Having been shivering my way through England and Scotland these past couple of weeks, with the only cricket news being that monumentally cool (if on another level ineffably sad) Stanford scandal all across the front pages – one I’m gonna try and approach that this weekend – it was something of a culture shock to arrive back to last night’s Twenty20.
Our friends over at Short of A Length have challenged us to something of a blog war over the course of the series, so I suppose it would be remiss of me not to have a good long gloat at the result of the match, one which went decidedly against forecast, and hopefully sets up a fine battle over the coming weeks. The thing I find most pleasurable about the outcome, from a very parochial perspective at least, is the extent to which I see the same gnawing issues in India’s play that plagued them during that infamous series last time they toured here.Obviously this is a vastly different outfit, one with depth, backbone and determination in spades over Ganguly’s bad-attitude glory boys, who admittedly had to play on some of the worst pitches ever prepared for international cricket. But there was an arrogance to their approach, one that suggested that not only were they too good to be playing these antipodean oiks, that they were beneath exerting themselves in this environment.

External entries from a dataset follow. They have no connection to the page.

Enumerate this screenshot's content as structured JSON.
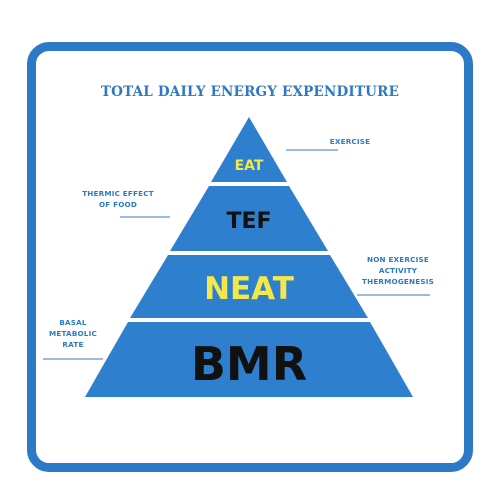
{
  "title": "TOTAL DAILY ENERGY EXPENDITURE",
  "tiers": [
    {
      "label": "EAT",
      "color": "#f3e84a"
    },
    {
      "label": "TEF",
      "color": "#111111"
    },
    {
      "label": "NEAT",
      "color": "#f3e84a"
    },
    {
      "label": "BMR",
      "color": "#111111"
    }
  ],
  "annotations": {
    "eat": [
      "EXERCISE"
    ],
    "tef": [
      "THERMIC EFFECT",
      "OF FOOD"
    ],
    "neat": [
      "NON EXERCISE",
      "ACTIVITY",
      "THERMOGENESIS"
    ],
    "bmr": [
      "BASAL",
      "METABOLIC",
      "RATE"
    ]
  },
  "colors": {
    "brand_blue": "#2c79c6",
    "pyramid_blue": "#2f7fcf",
    "highlight_yellow": "#f3e84a",
    "text_black": "#111111",
    "background": "#ffffff"
  }
}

There were all those stories of internal dissent, or Ganguly traveling in his own luxurious RV with his family, in blatant contravention of team protocol, and of a team gorging itself on the fame and the power, without pausing to consider the results. The tour was significant in more ways than one, as Snedden used it to precipitate a review of our appalling pitches, which have been largely fixed, and I’m of the belief that the batting talent which has sprung up in the past few years is directly descended from that one calamitous debacle of a tour in 02-03.
In any case, returning to last night’s match, it seems the Indians just got greedy. Can you blame them? Playing on a postage stamp, with one of the more hittable attacks in world cricket trundling innocuously in… You’d have a lash, right? Sehwag’s terrorising 26 off 1o kinda sums the whole thing up, incredible hitting halted too soon. As a result they fell far short of a defendable total, on a ground which would concede more sixes than ever before hit in an international Twenty20. The Indians seemed just pumped to be playing a side they should be dismantling, and got to work a little too industriously. By comparison New Zealand were positively restrained, maybe even clinical in their approach.
The way McCullum went about his business was particularly gratifying, a strike rate of 114 in Twenty20 is almost a crawl by his standards, but it was exactly the innings required, and the way he and Oram waited and pounced through the closing overs was exquisite.
Ultimately it’s only a game of comedy-pyjama-party hit-and-giggle, meaningless save for the messages it sends for each side heading into the more important fixtures. Whether it is a blip on the way to expected transimission being resumed or a portent of a cracking series to come remains to be seen, but either way New Zealand have drawn first blood in what has the makings of a worthwhile war.